Vienna. It’s all Strauss and sachertorte, surely?

November 29, 2010

Not so. I visited the Austrian capital for the first time recently and, as well as enjoying all of its better-known attractions, came across one particular gem that has made a lasting impression. Set in the relatively tourist-free third district of the city, Landstraße, Museum Hundertwasser is a wibbly-wobbly shaped setting for the colourful and often controversial works of Friedensreich Hundertwasser (1928-2000).

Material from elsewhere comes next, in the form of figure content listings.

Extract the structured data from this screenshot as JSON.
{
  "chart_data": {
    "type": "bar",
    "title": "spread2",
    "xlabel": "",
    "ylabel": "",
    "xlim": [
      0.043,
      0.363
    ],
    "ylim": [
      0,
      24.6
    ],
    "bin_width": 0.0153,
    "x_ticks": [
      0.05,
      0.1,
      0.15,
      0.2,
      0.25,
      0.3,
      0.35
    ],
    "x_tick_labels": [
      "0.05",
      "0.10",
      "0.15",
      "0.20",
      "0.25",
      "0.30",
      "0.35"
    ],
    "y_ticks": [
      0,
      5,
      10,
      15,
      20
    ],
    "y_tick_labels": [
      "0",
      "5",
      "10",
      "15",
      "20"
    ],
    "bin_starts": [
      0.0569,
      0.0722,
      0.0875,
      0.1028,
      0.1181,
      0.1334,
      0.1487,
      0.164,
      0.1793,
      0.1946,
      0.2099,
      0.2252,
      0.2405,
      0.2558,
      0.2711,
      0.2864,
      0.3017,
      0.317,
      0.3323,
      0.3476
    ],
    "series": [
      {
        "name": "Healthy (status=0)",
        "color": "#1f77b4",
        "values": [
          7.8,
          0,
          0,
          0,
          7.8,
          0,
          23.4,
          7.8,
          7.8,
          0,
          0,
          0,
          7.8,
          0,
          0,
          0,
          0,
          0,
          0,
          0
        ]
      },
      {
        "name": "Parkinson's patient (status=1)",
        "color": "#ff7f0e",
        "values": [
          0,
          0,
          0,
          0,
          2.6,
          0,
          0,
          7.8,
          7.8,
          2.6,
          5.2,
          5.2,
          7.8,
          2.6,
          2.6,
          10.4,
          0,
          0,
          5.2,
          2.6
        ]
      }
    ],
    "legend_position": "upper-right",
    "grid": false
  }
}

Imagine the anthesis of Sarah Beeny’s ‘stay neutral’ property development advice…this was a man with a passion for colour and an eye for architecture unlike anything I’ve ever seen before. Alongside vibrant and occasionally disturbing paintings in brilliant shades of cobalt blue, lime green, scarlet and gold, set above intentionally uneven floors, sit scale models of formerly utilitarian buildings given the Hundertwasser treatment. Long before Tellytubbies hit our TV screens, he’d already conceived living spaces with undulating grass-topped roofs – Friedensreich abhorred straight lines – and lent his unique design style to a host of Austrian architecture ranging from a motorway service station and factory, to a new district heating plant and even a church.

Whatever your personal tastes and artistic understanding (mine being minimal!), I would thoroughly recommend a couple of hours spent touring this remarkable building for a glimpse inside the mind of a man who certainly saw the world through multi-coloured spectacles. Karen Carpenter.